When firefighter Josh Martin walks for 20 kilometres with a 20 kilogram pack on his back the burden he carries will be heavy.
But, it will be nothing compared to that faced by those living with post traumatic stress disorder.
The Ballarat City firefighter will be joined by hundreds of others as they walk to pay tribute to firefighter Nathan Shanahan who died by suicide late last year.
Mr Martin, who is co-ordinating the event called Walking Off the War Within, said the challenge was a replica of the walk Nathan completed in April 2015 when he walked from Mildura to Adelaide.
“We say, if we walk as one we can share the burden,” Mr Martin said.
Nathan’s father John Shanahan said the walk would highlight the need to be open and talk about PTSD.
“We really want to highlight PTSD. We’re certainly getting alot of awareness now,” Mr Shanahan said.
“It’s something Nath would be wanting us as a family to pursue. He spoke to strongly about (his struggles) and did so much for Soldier On.
“As a legacy to him, we certainly need to be pushing it.”
Walkers will walk laps of Victoria Park on April 22 while booths with information from support agencies including Lifeline, the Black Dog Institute, Survivors of Suicide and Soldier On will be based at the back oval of St Patrick’s College.
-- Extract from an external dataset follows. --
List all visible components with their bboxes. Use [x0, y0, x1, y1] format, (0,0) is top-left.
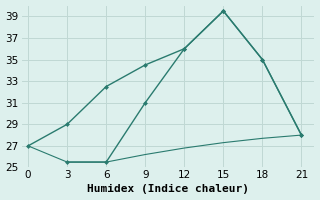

“(Nathan) was a massive advocate of speaking publicly about mental illness and getting it out there,” Mr Martin said.
“Unfortunately, his days got too dark and he couldn’t handle it. So we are doing this to honour and continue the fight he started three years ago.”
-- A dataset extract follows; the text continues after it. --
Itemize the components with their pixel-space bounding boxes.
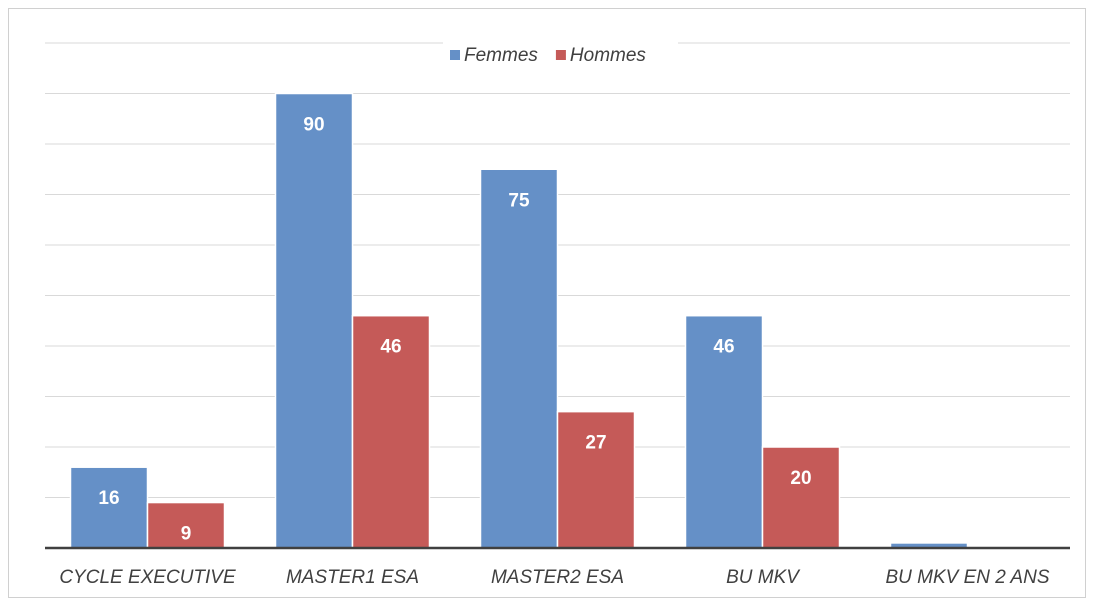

The walk will begin at 9am and is expected to be completed by 4pm.
“It’s extremely important family members come as well … because they can share the burden,” Mr Martin said.
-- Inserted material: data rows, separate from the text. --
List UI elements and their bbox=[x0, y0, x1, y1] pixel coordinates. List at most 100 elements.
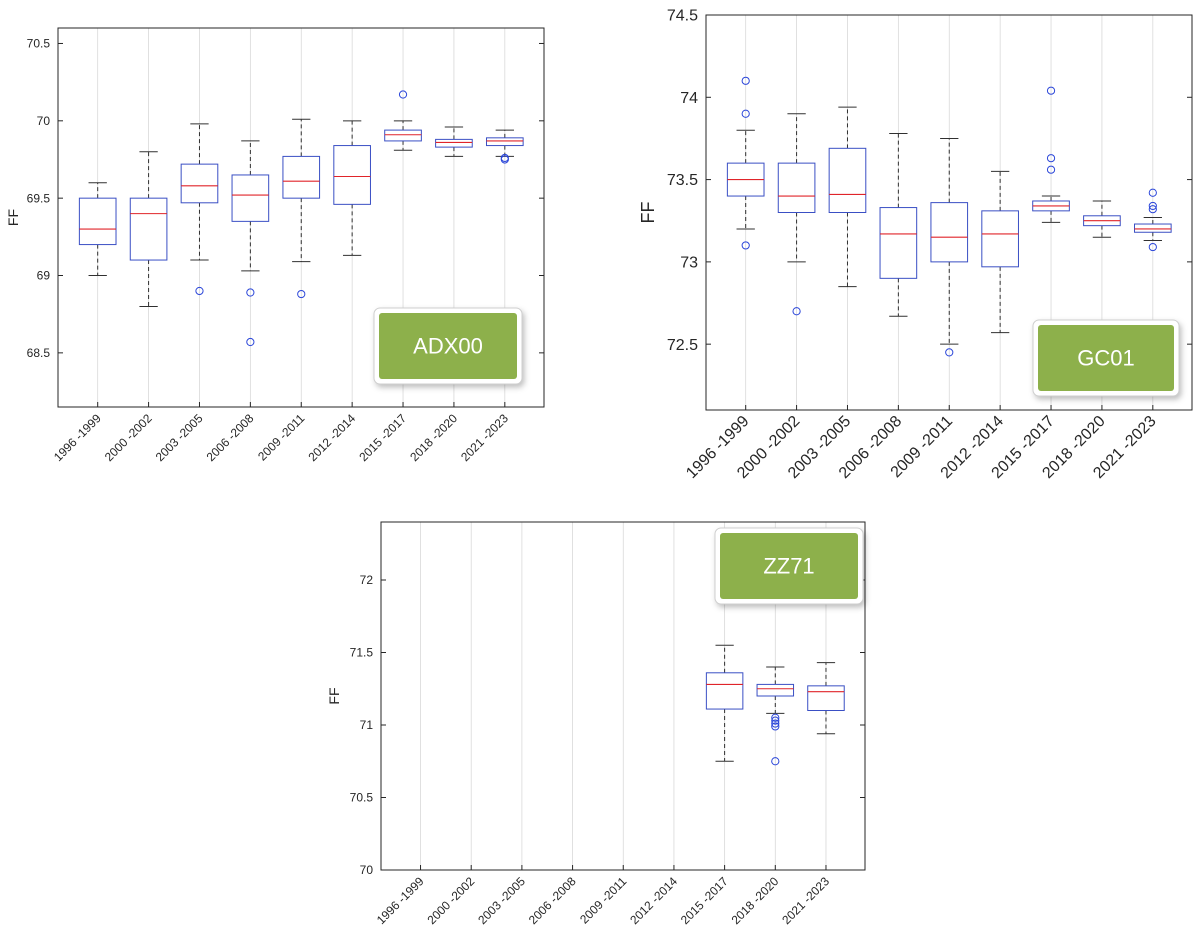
iqr-box bbox=[333, 145, 371, 205]
y-axis-label: FF bbox=[326, 687, 342, 704]
box-4 bbox=[282, 118, 321, 299]
x-tick-label: 2000 -2002 bbox=[102, 411, 155, 464]
outlier-point bbox=[771, 716, 780, 725]
box-2 bbox=[828, 106, 867, 288]
station-badge-label: ZZ71 bbox=[763, 554, 814, 579]
iqr-box bbox=[129, 197, 168, 261]
outlier-point bbox=[195, 286, 204, 296]
box-7 bbox=[756, 666, 795, 766]
box-3 bbox=[231, 140, 270, 347]
outlier-point bbox=[1046, 154, 1056, 163]
iqr-box bbox=[981, 210, 1019, 268]
outlier-point bbox=[1046, 86, 1056, 95]
y-axis-label: FF bbox=[638, 202, 658, 224]
y-tick-label: 70.5 bbox=[350, 791, 374, 805]
box-0 bbox=[726, 76, 765, 250]
box-1 bbox=[129, 151, 168, 307]
y-tick-label: 73 bbox=[680, 254, 698, 271]
x-tick-label: 2018 -2020 bbox=[407, 411, 460, 464]
iqr-box bbox=[384, 129, 422, 142]
x-tick-label: 1996 -1999 bbox=[51, 411, 104, 464]
x-tick-label: 1996 -1999 bbox=[374, 874, 427, 927]
box-7 bbox=[435, 126, 473, 157]
outlier-point bbox=[771, 757, 780, 766]
box-6 bbox=[1032, 86, 1070, 223]
outlier-point bbox=[741, 241, 750, 250]
outlier-point bbox=[398, 90, 408, 99]
outlier-point bbox=[771, 713, 780, 722]
badge-box bbox=[1038, 325, 1174, 391]
badge-box bbox=[379, 313, 517, 379]
box-8 bbox=[807, 662, 845, 735]
outlier-point bbox=[297, 289, 306, 299]
iqr-box bbox=[705, 672, 744, 710]
x-tick-label: 2015 -2017 bbox=[678, 874, 731, 927]
box-4 bbox=[930, 137, 969, 357]
x-tick-label: 2006 -2008 bbox=[204, 411, 257, 464]
outlier-point bbox=[1148, 242, 1157, 252]
iqr-box bbox=[1133, 223, 1172, 233]
x-tick-label: 2015 -2017 bbox=[356, 411, 409, 464]
x-tick-label: 2009 -2011 bbox=[577, 874, 629, 926]
outlier-point bbox=[741, 76, 750, 85]
box-8 bbox=[1133, 188, 1172, 252]
iqr-box bbox=[435, 138, 473, 148]
box-2 bbox=[180, 123, 219, 296]
outlier-point bbox=[1046, 165, 1056, 174]
y-tick-label: 69 bbox=[37, 269, 51, 283]
outlier-point bbox=[771, 719, 780, 728]
outlier-point bbox=[792, 307, 801, 316]
iqr-box bbox=[879, 207, 918, 279]
y-tick-label: 70 bbox=[360, 863, 374, 877]
iqr-box bbox=[78, 197, 117, 246]
station-badge-label: ADX00 bbox=[413, 334, 483, 359]
x-tick-label: 2006 -2008 bbox=[526, 874, 579, 927]
x-tick-label: 2012 -2014 bbox=[627, 874, 680, 927]
x-tick-label: 2012 -2014 bbox=[305, 411, 358, 464]
station-badge-label: GC01 bbox=[1077, 346, 1134, 371]
outlier-point bbox=[246, 337, 255, 347]
outlier-point bbox=[1148, 201, 1157, 211]
outlier-point bbox=[246, 288, 255, 297]
y-axis-label: FF bbox=[5, 209, 21, 226]
box-0 bbox=[78, 182, 117, 277]
y-tick-label: 71.5 bbox=[350, 646, 374, 660]
x-tick-label: 2018 -2020 bbox=[729, 874, 782, 927]
box-6 bbox=[384, 90, 422, 151]
outlier-point bbox=[945, 348, 954, 357]
y-tick-label: 73.5 bbox=[667, 172, 698, 189]
x-tick-label: 2021 -2023 bbox=[458, 411, 511, 464]
box-5 bbox=[981, 170, 1019, 334]
x-tick-label: 2009 -2011 bbox=[255, 411, 307, 463]
outlier-point bbox=[500, 153, 509, 163]
iqr-box bbox=[282, 155, 321, 199]
y-tick-label: 70.5 bbox=[27, 37, 51, 51]
x-tick-label: 2003 -2005 bbox=[153, 411, 206, 464]
y-tick-label: 68.5 bbox=[27, 346, 51, 360]
y-tick-label: 72.5 bbox=[667, 337, 698, 354]
box-7 bbox=[1083, 200, 1121, 238]
iqr-box bbox=[828, 147, 867, 213]
y-tick-label: 72 bbox=[360, 573, 374, 587]
outlier-point bbox=[771, 722, 780, 731]
y-tick-label: 74.5 bbox=[667, 8, 698, 25]
y-tick-label: 74 bbox=[680, 90, 698, 107]
box-1 bbox=[777, 113, 816, 316]
outlier-point bbox=[1148, 205, 1157, 214]
box-3 bbox=[879, 133, 918, 317]
y-tick-label: 71 bbox=[360, 718, 374, 732]
y-tick-label: 69.5 bbox=[27, 191, 51, 205]
y-tick-label: 70 bbox=[37, 114, 51, 128]
iqr-box bbox=[231, 174, 270, 222]
iqr-box bbox=[807, 685, 845, 711]
badge-box bbox=[720, 533, 858, 599]
x-tick-label: 2003 -2005 bbox=[475, 874, 528, 927]
iqr-box bbox=[180, 163, 219, 204]
outlier-point bbox=[741, 109, 750, 118]
outlier-point bbox=[1148, 188, 1157, 197]
box-6 bbox=[705, 644, 744, 762]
The support for the walk will be statewide – with emergency service members in Northern Territory and Western Australia also jumping on board and hosting their own walks.
Mr Shanahan said the walk was to remember Nathan but also to encourage everyone to talk about mental health.
“We need all workplaces and businesses to become aware of mental illness and to have processes in place acknowledging that mental illness is a genuine illness.”